An Epidemic of Inequality
Communities of color have been hit hardest by COVID-19. Meanwhile, hundreds of thousands of people have taken to the streets in an outcry against police brutality and racism. Both issues have roots in the same problem.
University of California San Francisco
When doctors at Zuckerberg San Francisco General Hospital first started to see patients with COVID-19, they noticed a curious pattern: Almost all of them were Latinx.
Some of the physicians – also UCSF researchers – wanted to see if their observations in the hospital held up beyond its walls. In April, they launched a study of COVID-19 infections in San Francisco’s Mission District. What they found in the neighborhood, which is about 58% Hispanic/Latinx, surprised them. The Mission’s infection rate was 11 times higher than the city average, and 95% of the people who tested positive were Latinx.
In the Bay Area and in cities across the nation, people of color have faced more severe illness and higher death rates from COVID-19 than white people have. Experts initially credited this trend to increased levels of underlying health problems, like obesity and diabetes, among people of color. But those problems don’t crop up out of nowhere, according to Alicia Fernandez, MD, director of UCSF’s Latinx Center of Excellence (LCOE). They’re diseases rooted in how people live – specifically, how they can afford to live.
Low-income people have long suffered from obesity and related health issues at higher rates than people who have more money and less chronic stress. Many of the COVID-19 patients Fernandez has seen are cashiers, delivery people, cooks, drivers, cleaners, or construction workers. They don’t have the option to work remotely. They live paycheck to paycheck in crowded houses, sometimes with people they don’t know well. If they get sick, there’s no spare room in which to isolate. There’s not enough money to stock up on groceries, let alone get a hotel room for a few weeks.
The very definition of privilege is when you look out the window and you think that everyone has the same view, right? That’s really not the view we have working in the Mission.”

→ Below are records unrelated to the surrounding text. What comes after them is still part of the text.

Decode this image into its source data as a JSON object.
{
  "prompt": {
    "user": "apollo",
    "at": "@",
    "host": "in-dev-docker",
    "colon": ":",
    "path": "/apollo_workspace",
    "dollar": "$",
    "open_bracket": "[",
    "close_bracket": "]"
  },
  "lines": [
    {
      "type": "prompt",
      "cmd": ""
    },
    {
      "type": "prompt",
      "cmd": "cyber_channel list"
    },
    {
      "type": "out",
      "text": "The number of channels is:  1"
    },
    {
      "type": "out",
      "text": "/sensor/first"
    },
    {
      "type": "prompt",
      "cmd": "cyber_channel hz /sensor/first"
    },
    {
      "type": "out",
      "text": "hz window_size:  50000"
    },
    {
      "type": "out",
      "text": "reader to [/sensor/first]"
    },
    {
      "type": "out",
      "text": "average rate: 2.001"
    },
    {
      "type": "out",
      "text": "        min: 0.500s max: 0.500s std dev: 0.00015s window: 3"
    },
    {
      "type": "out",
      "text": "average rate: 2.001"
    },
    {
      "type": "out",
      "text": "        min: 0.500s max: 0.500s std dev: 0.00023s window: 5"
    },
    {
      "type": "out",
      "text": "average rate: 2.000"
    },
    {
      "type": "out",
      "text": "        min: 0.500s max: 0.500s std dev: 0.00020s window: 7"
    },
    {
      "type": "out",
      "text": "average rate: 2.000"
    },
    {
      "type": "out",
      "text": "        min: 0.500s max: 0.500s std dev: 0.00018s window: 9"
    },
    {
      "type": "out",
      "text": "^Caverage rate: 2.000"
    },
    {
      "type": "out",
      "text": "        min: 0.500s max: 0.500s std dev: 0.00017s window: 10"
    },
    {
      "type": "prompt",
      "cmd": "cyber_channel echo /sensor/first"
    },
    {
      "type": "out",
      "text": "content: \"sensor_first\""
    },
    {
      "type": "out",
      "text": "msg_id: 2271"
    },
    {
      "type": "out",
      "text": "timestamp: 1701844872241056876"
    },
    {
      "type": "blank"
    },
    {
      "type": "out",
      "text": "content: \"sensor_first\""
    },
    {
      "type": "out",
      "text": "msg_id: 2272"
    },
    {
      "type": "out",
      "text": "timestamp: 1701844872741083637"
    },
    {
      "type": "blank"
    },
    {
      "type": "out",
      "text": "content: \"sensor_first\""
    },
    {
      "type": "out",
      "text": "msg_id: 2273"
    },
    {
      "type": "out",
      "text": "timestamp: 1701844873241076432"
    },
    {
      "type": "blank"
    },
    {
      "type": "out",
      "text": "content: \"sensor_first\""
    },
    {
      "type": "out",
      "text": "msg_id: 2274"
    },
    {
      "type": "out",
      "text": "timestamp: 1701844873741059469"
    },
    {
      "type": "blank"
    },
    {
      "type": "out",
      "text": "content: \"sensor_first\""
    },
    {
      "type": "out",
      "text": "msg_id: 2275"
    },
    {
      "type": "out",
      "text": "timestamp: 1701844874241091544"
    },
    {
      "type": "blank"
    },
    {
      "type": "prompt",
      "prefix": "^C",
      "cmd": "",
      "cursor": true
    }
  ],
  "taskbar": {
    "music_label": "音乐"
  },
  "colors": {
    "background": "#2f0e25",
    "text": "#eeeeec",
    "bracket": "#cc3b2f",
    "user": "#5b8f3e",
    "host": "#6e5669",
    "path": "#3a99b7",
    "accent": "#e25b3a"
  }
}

“Their biggest concern by far is the need to continue working,” Fernandez says. “Are we crushing the curve, or is the curve crushing us? People really need to understand how desperate the economic times are.”
Some physicians in the Bay Area have spoken publicly about how few patients in their hospitals have tested positive for the coronavirus. Fernandez says those statements, which are intended to uplift and reassure, also demonstrate the level of inequality in San Francisco, which has the widest income gap in California. She’s seen plenty of COVID-19 patients – some needing intensive care – at Zuckerberg San Francisco General Hospital, because it serves all people, whether they can pay for care or not.
“The very definition of privilege is when you look out the window and you think that everyone has the same view, right?” Fernandez says. “That’s really not the view we have working in the Mission.”
In the wake of the Mission findings, UCSF experts have launched more studies of COVID-19 in Bayview, Sunnydale, and Visitacion Valley – low-income neighborhoods that are home to many residents who are Black or Latinx or have Pacific Islander or Chinese heritage. The studies are part of a new project, the COVID-19 Community Public Health Initiative, that aims to better track and counter the spread of the virus in disproportionately affected groups.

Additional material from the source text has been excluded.